New Delhi: Lieutenant Colonel Mahendra Singh Dhoni is headed to Kashmir. He will be on patrolling duty, the army has confirmed. Dhoni, an Indian cricketing icon, is an honorary officer with the “Territorial Army”, known as the “Terriers”.

“Part-time commitment. Full-time honor. Adventure awaits you!”, the Territorial Army beckons with its slogan. It may sound titillating, like seduction into an illicit affair. But it is really an appeal to relieve the regular army of static duties. Dhoni’s honorary commission was a measure taken by the Indian Army to attract eligible youth. He was commissioned into a parachute regiment. This is why he sports a maroon beret when he is in the olive-greens. He has also worn the para-commando “Balidan” badge on his wicket-keeping gloves in the recent World Cup tournament… till the International Cricket Council (ICC) objected.

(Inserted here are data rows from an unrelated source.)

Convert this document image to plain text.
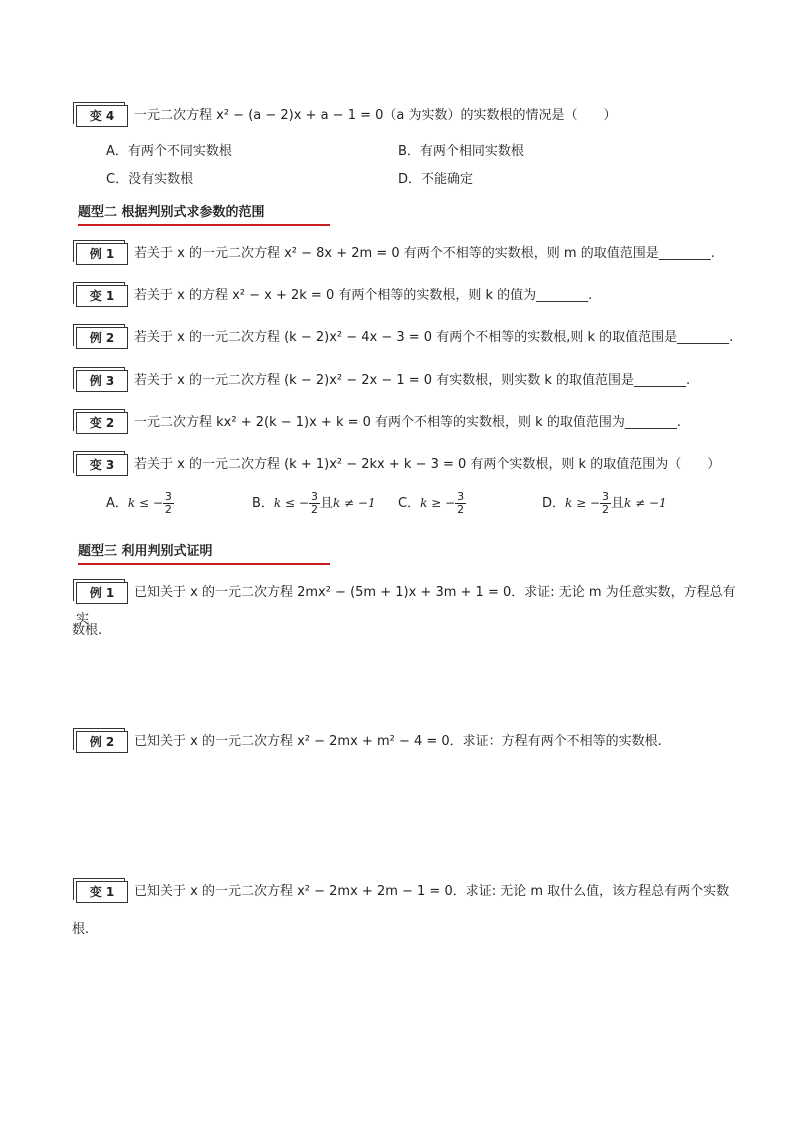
变 4 一元二次方程 x² − (a − 2)x + a − 1 = 0（a 为实数）的实数根的情况是（　　）
A．有两个不同实数根	B．有两个相同实数根
C．没有实数根	D．不能确定
题型二 根据判别式求参数的范围
例 1 若关于 x 的一元二次方程 x² − 8x + 2m = 0 有两个不相等的实数根，则 m 的取值范围是________.
变 1 若关于 x 的方程 x² − x + 2k = 0 有两个相等的实数根，则 k 的值为________.
例 2 若关于 x 的一元二次方程 (k − 2)x² − 4x − 3 = 0 有两个不相等的实数根,则 k 的取值范围是________.
例 3 若关于 x 的一元二次方程 (k − 2)x² − 2x − 1 = 0 有实数根，则实数 k 的取值范围是________.
变 2 一元二次方程 kx² + 2(k − 1)x + k = 0 有两个不相等的实数根，则 k 的取值范围为________.
变 3 若关于 x 的一元二次方程 (k + 1)x² − 2kx + k − 3 = 0 有两个实数根，则 k 的取值范围为（　　）
A．k ≤ − $\frac{3}{2}$	B．k ≤ − $\frac{3}{2}$ 且k ≠ −1 C．k ≥ − $\frac{3}{2}$	D．k ≥ − $\frac{3}{2}$ 且k ≠ −1
题型三 利用判别式证明
例 1 已知关于 x 的一元二次方程 2mx² − (5m + 1)x + 3m + 1 = 0．求证: 无论 m 为任意实数，方程总有实
数根.
例 2 已知关于 x 的一元二次方程 x² − 2mx + m² − 4 = 0．求证：方程有两个不相等的实数根.
变 1 已知关于 x 的一元二次方程 x² − 2mx + 2m − 1 = 0．求证: 无论 m 取什么值，该方程总有两个实数
根.
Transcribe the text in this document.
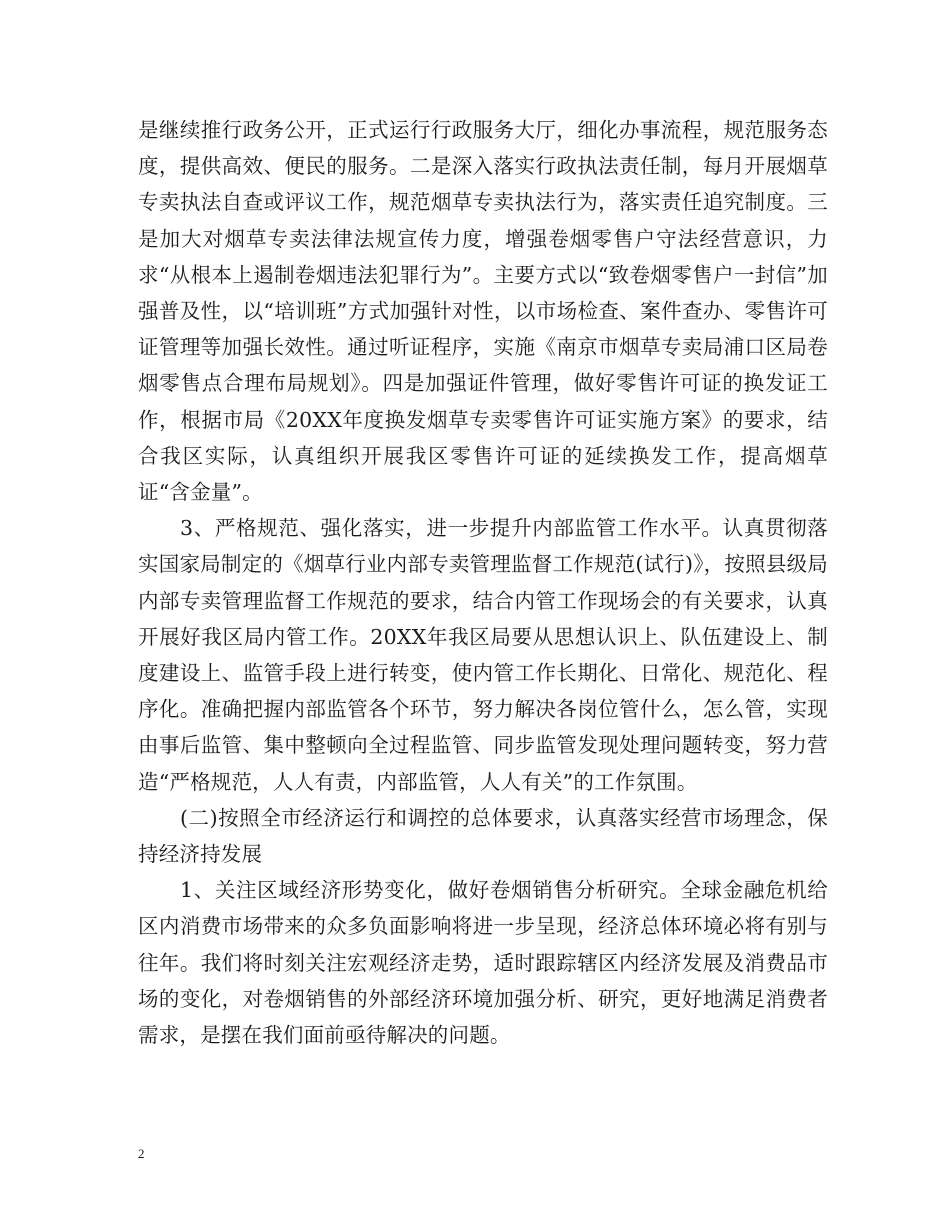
是继续推行政务公开，正式运行行政服务大厅，细化办事流程，规范服务态度，提供高效、便民的服务。二是深入落实行政执法责任制，每月开展烟草专卖执法自查或评议工作，规范烟草专卖执法行为，落实责任追究制度。三是加大对烟草专卖法律法规宣传力度，增强卷烟零售户守法经营意识，力求“从根本上遏制卷烟违法犯罪行为”。主要方式以“致卷烟零售户一封信”加强普及性，以“培训班”方式加强针对性，以市场检查、案件查办、零售许可证管理等加强长效性。通过听证程序，实施《南京市烟草专卖局浦口区局卷烟零售点合理布局规划》。四是加强证件管理，做好零售许可证的换发证工作，根据市局《20XX年度换发烟草专卖零售许可证实施方案》的要求，结合我区实际，认真组织开展我区零售许可证的延续换发工作，提高烟草证“含金量”。

3、严格规范、强化落实，进一步提升内部监管工作水平。认真贯彻落实国家局制定的《烟草行业内部专卖管理监督工作规范(试行)》，按照县级局内部专卖管理监督工作规范的要求，结合内管工作现场会的有关要求，认真开展好我区局内管工作。20XX年我区局要从思想认识上、队伍建设上、制度建设上、监管手段上进行转变，使内管工作长期化、日常化、规范化、程序化。准确把握内部监管各个环节，努力解决各岗位管什么，怎么管，实现由事后监管、集中整顿向全过程监管、同步监管发现处理问题转变，努力营造“严格规范，人人有责，内部监管，人人有关”的工作氛围。

(二)按照全市经济运行和调控的总体要求，认真落实经营市场理念，保持经济持发展

1、关注区域经济形势变化，做好卷烟销售分析研究。全球金融危机给区内消费市场带来的众多负面影响将进一步呈现，经济总体环境必将有别与往年。我们将时刻关注宏观经济走势，适时跟踪辖区内经济发展及消费品市场的变化，对卷烟销售的外部经济环境加强分析、研究，更好地满足消费者需求，是摆在我们面前亟待解决的问题。

2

A couple of years back, Dhoni completed the mandatory jumps over Agra (where the para special forces are based) to earn his “WINGS”, the insignia of a paratrooper. Now, he will serve with his battalion, the 106 Parachute Regiment (TA).

In military jargon, when a Terrier officer serves with his unit in an operational area it is called “embodiment”. It is not that he is a pharaoh to be mummified. Despite his form… not yet. It means that he is performing the duty that he has volunteered for.

Of course, there is a deeper meaning in Dhoni’s assignment. This is a tale as much of a sportsman as of a soldier and, above all, it is a tale of the conflicted Vale of Kashmir. Cricket is the emotional leveler in Kashmir. It overarches emotions in Kashmir, as it does in the subcontinent in general. Dhoni is its excellent ambassador. “He will serve with his battalion. He will protect citizens and his garrison,” said the army chief, General Bipin Rawat, justifying the decision to permit Dhoni to serve in the troubled Valley.

There is a story in being a soldier who is a shooter. There is quite another in being a ‘keeper, who is a commando. Rajyavardhan Rathore, now minister, was a professional soldier, paid to shoot for a living. In winning an Olympic medal for marksmanship he established the aptness of the adage: he shoots best who knows his life depends on it. Mahendra Singh Dhoni is a professional cricketer. The first uniform he donned outside the field was that of a Train Ticket Examiner (TTE). The accoutrement of the maroon beret – the mark of a paratrooper-commando – has followed his celebrity.

Rathore is the soldier who became the celebrity. Dhoni is the celebrity who is a wannabe soldier. Their contrasting trajectories of life and career may yet coincide. Dhoni’s home state, Jharkhand, is likely to go into elections early next year.

Dhoni really stuck it to Pakistan when he did not sport the maroon beret. When he had un-military long hair, defeating Pakistan in Pakistan, that General Pervez Musharraf, architect of 1999 Kargil, publicly feted. In Kashmir, where he will be deployed, he will be treasured, protected in the field. There will be soldiers to escort him. Soldiers who should be patrolling.

(Sujan Dutta is a Delhi-based journalist. He has covered wars in Kargil, Iraq and Afghanistan, apart from reporting on armed conflict, insurgencies and elections from across the subcontinent and West Asia for more than 30 years).